VN: Hinault was definitely a giant. I think it is safe to say that they threw away the mold when he retired!
PB: It was just a different time. And the thing about the Giro d’Italia is that it is more intimate than the Tour. Back in those days there would be maybe 40 journalists at most in the press room. And sometimes the pressrooms would be in little schoolrooms. But it was like a family.

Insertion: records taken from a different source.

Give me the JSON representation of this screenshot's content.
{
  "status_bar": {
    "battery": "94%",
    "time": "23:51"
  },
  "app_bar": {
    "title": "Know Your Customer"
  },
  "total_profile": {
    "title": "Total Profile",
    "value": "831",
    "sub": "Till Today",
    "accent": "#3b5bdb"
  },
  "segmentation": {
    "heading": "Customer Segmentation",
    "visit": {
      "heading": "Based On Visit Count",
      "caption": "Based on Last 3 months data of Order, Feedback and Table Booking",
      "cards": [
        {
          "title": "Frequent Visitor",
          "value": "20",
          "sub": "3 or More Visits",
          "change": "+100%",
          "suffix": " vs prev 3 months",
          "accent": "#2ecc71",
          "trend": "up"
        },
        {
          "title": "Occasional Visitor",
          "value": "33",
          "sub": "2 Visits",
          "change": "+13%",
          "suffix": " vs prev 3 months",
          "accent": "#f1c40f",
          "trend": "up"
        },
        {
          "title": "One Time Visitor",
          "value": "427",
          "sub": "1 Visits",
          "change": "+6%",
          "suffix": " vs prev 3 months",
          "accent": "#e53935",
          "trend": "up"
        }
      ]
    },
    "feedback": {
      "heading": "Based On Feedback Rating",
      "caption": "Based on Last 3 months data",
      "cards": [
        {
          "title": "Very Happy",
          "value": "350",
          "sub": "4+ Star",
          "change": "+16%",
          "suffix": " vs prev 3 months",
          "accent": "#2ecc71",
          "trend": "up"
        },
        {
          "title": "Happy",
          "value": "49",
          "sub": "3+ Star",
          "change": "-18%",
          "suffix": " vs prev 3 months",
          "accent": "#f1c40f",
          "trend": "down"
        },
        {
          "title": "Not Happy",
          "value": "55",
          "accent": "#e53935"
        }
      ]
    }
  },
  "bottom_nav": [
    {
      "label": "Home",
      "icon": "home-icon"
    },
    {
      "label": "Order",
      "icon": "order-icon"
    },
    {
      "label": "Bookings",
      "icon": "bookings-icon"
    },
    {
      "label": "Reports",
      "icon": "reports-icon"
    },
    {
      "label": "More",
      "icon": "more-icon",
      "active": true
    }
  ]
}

I will never forget one day during my first Tour of Italy in 1980, we were in this schoolroom with the old desks where students sat together in groups of two, and Gino Bartali sat down next to me. Now Bartali was the champion of my Italian grandfather, and he was a huge figure at the Giro. That year he was writing a daily column for the Italian paper Corriere della Sera, and he just sat down next to me. I’ll never forget it. It was really hot that day. Gianbattista Baronchelli had just won, and Bartali sat down next to me in that little desk and started writing his story on a piece of paper. There I was sitting next to Gino Bartali at a school desk, as he wrote his story. It was just an incredible moment for me. And when he was finished, another journalist from the paper came up and read over the piece with him and then took the paper away. But then Bartali stayed there at the desk. And at one point he lifted up the desktop and pulled out a piece of paper from the student’s desk. He sat there and wrote something, and when he was finished, he put the paperback in the desk and then got up and left. I was so curious. What did he write? Finally I pulled out the piece of paper and read it. I didn’t yet speak Italian, but an Italian journalist translated it for me. It read, “To you, the young child, the child, that will read this tomorrow, here in your seat worked Gino Bartali. Bon courage and don’t ever give up!” It still gives me goosebumps every time I tell that story. He was already fairly old, but that gives you an idea of just who was Gino Bartali.
Later in life, we became very good friends, and I often went and visited him at his house. He even showed me where he was going to be buried before he died. But that story just reinforced my own sentiments and those who loved cycling, people like Bartali, were good people.